Continue following this dirt path for a little over a mile. Watch for openings in the fence on your right (it will be hard to spot through the trees). If you miss the opening, you’ll end up at a dead end. Simply turn around and look for the opening. Go through the opening and follow the sidewalk along the fence.
At a clearing which opens up to your right, follow the dirt path to the end of the clearing. This is the end of Antonio Parkway.
Ride down Antonio Parkway (all downhill) to Bievenidos. Cross the street there to hook up with the Tijeras Creek path.
Now this gets a little tricky. Follow the fire road downhill but don’t go too fast, otherwise you’ll miss an unmarked trail that will be on your left. If you miss it, you’ll end up at a dead end. Down shift to your lowest gear and get ready for a super steep (but short) climb that goes up and to the right over jagged rocks and loose dirt. I’ve only ever seen one person clear this section (me).
At the top of this steep little climb, continue on the path stay right at each fire road. Just before the under crossing you’ll see a singletrack heading up to the left. If you miss it, you’ll end up at a dead end. This singletrack goes under the 241. This is where the real fun begins!
The Tijeras Creek trail is absolutely beautiful. On your left is the 241 freeway and on your right is the creek. It’s easy to do 25 MPH but be CAREFUL! There may be other riders, hikers and people on horseback coming in the other direction.
At Antonio Parkway, you’ll see a baseball park on your left. Continue on the path to the right going under Antonio Parkway. Youll see a golf course on your right on the other side of the creek.
At the Las Flores sign, turn right and go around the neighborhood. You’ll have to go out of the trail system onto a sidewalk along Antonio very briefly. The trail continues on the other side of this minor detour.
When you get to Oso Parkway, cross the street and go left through the shopping center over to Antonio Parkway. Turn right. You’ll see the Ranch Santa Margarita Water District on your right. Just past this you’ll find a singletrack that drops sharply down into another creek area. BE CAREFUL. At the bottom of this steep drop is a sharp right turn that goes over a cement drainage ditch. There may or may not be a piece of wood covering it! With experience, you’ll clear this turn no problem. But just to be cautious, assume that the wood is NOT there.

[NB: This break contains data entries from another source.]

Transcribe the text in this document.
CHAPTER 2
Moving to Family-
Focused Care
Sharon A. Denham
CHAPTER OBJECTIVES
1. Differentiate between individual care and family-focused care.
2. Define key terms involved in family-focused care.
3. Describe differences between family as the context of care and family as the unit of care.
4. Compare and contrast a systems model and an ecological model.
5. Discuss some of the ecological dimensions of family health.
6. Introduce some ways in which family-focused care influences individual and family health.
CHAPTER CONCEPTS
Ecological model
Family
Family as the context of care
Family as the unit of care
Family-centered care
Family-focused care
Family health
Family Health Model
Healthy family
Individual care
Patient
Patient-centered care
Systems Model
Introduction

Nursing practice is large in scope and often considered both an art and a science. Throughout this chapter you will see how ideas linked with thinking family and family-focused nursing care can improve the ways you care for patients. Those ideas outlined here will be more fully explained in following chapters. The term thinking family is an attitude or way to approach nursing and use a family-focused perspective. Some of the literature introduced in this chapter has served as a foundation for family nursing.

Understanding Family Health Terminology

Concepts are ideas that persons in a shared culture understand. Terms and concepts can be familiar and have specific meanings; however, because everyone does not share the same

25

You can’t get lost in this section. You’ll pass through a set of jumps and continue on the singletrack all the way back to the fireroad you began your trip on. Some sections in this area were bulldozed during a fire. Over time though, the trails should be pretty well established. At the last part of this singletrack, be prepared to downshift quickly for a small uphill out of the creek area.